Les conditions d'une relation informatique sont traditionnellement dictées par le fournisseur. Pourtant, nos systèmes informatiques sont essentiels à notre activité. Il est temps de révolutionner cette relation. Le Manifeste du client vous montre comment...

Nous avons donné à nos fournisseurs de technologie le pouvoir sur nos organisations. Regardez ce qui se passe lorsqu'un système critique tombe en panne : l'entreprise a une crise cardiaque. Le système ERP tombe en panne - notre chaîne de production s'arrête. Le système de facturation tombe en panne - nous ne pouvons pas facturer nos clients. La base de données tombe en panne - nous ne savons même pas qui sont nos clients.

Ce déséquilibre du pouvoir existe tout au long de la relation fournisseur/client. Nous le constatons dans les projets, lorsque nous attendons que nos fournisseurs nous disent quand nos nouveaux systèmes pourront être mis en service. Dans les ressources humaines, lorsque nous recrutons des techniciens en fonction de leurs compétences plutôt que de leur adéquation avec notre activité. Dans l'argent, lorsque nous sommes bloqués dans des accords de prix qui feraient pâlir d'envie Scrooge.

Nous sommes en train de devenir les victimes des fournisseurs. Et comme nous dépendons de plus en plus de l'informatique, la situation ne fera qu'empirer, à moins que nous ne fassions quelque chose.

Que pouvons-nous faire ? Commencez par reconnaître que la plupart des relations avec les fournisseurs informatiques ne s'établissent qu'après la vente - lorsque le fournisseur assure le support des systèmes qu'il a vendus. Mais qui fixe les conditions de la relation de support ? Trop souvent, c'est le fournisseur.

Nous ne parlons pas ici d'accords de niveau de service ou de contrats - bien que ces éléments soient essentiels. Le mot clé ici est la relation. Il s'agit de définir des attentes en matière de comportement et de ne rien accepter de moins. Il s'agit d'attendre de nos fournisseurs qu'ils soient professionnels, mais de leur expliquer ce que cela signifie.
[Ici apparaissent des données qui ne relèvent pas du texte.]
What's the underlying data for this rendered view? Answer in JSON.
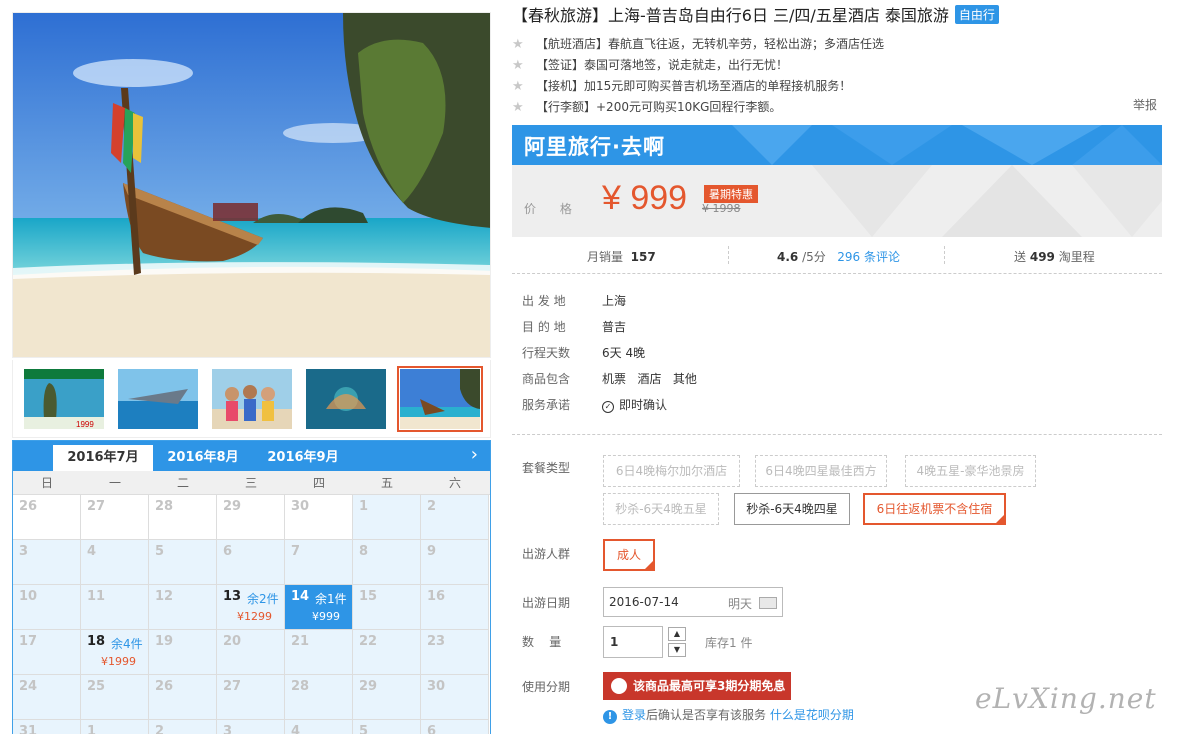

Sept règles régissent l'efficacité des relations de soutien aux missions critiques. Nous avons identifié ces règles en observant de près les relations de support, tant du côté des clients que des fournisseurs. Les clients remontent la pente parce que le fournisseur ne respecte pas une ou plusieurs de ces règles.

Tout client dont la mission est critique devrait raisonnablement attendre de son fournisseur de technologie qu'il le fasse :

  1. Soutenir le client
  2. Livrer de manière cohérente
  3. Guidez le client
  4. Dépannage incisif
  5. Soyez rapide
  6. Prouvez-le
  7. Prenez de l'avance

Ensemble, ces sept règles constituent un manifeste du client - un plan détaillé permettant au client de prendre le contrôle de la relation et de rétablir l'équilibre des forces. Comment ?

1. Soutenir le client.

Dans le monde des systèmes critiques, le fournisseur soutient votre entreprise, pas seulement vos systèmes. Lorsqu'un système tombe en panne, vous avez besoin que le fournisseur fasse tout ce qui est nécessaire, non seulement pour rétablir vos systèmes, mais aussi pour aider l'entreprise à reprendre ses activités.

Par exemple, le serveur d'un entrepôt d'une société de distribution tombait en panne par intermittence. Chaque plantage coûtait à l'entreprise des dizaines de milliers de livres sterling de perte d'activité. Le fournisseur du matériel a prouvé que le problème n'était ni le matériel ni l'application. Malgré cela, le fournisseur a continué à soutenir le client sur le problème - et a contribué à prouver la véritable cause du problème : le sabotage.

Faites en sorte que le vendeur soutienne votre entreprise. Les bonnes questions à poser à votre vendeur :

  • A partir de quel moment vont-ils débrancher la prise en charge d'un incident ? (Est-ce acceptable ?)
  • Si un incident touche à plusieurs technologies, seront-ils en mesure de gérer l'incident pour vous, quel que soit le fournisseur finalement responsable ?
  • Peuvent-ils s'entraîner à gérer un incident majeur avec vous et modifier leurs processus en conséquence ?

C'est peut-être leur système, mais c'est votre affaire. Rappelez-leur.

2. Tenir ses promesses de manière cohérente.

Si je fais une crise cardiaque, ma survie ne devrait pas dépendre du fait que je sois traité par le Dr Smith plutôt que par le Dr Jones. J'attends de chaque médecin qu'il soit capable de me traiter de manière cohérente et efficace. Lorsque notre organisation est victime d'une crise cardiaque, devons-nous attendre moins de notre fournisseur ? En particulier, quels processus spécifiques, clairs et efficaces ont-ils mis en place pour remettre notre entreprise sur pied et la faire fonctionner, quelle que soit la personne qui s'en occupe ?

Un fournisseur de systèmes, par exemple, met en place une "salle de crise" chaque fois qu'un client critique a une panne. Chaque personne dans la salle a un rôle spécifique et travaille systématiquement dans ces rôles pour diagnostiquer le problème et rétablir le service. Quel que soit le rôle joué par chacun, la salle de crise fonctionne de la même manière : par les chiffres.

Relevez le niveau. Demandez :

  • Quelles sont les normes de votre fournisseur en matière de gestion des incidents ?
  • Connaissent-ils les normes que vous attendez d'eux ?
  • Quels sont les processus qui garantissent que le succès de leur soutien ne dépend pas simplement d'une ou deux personnes ?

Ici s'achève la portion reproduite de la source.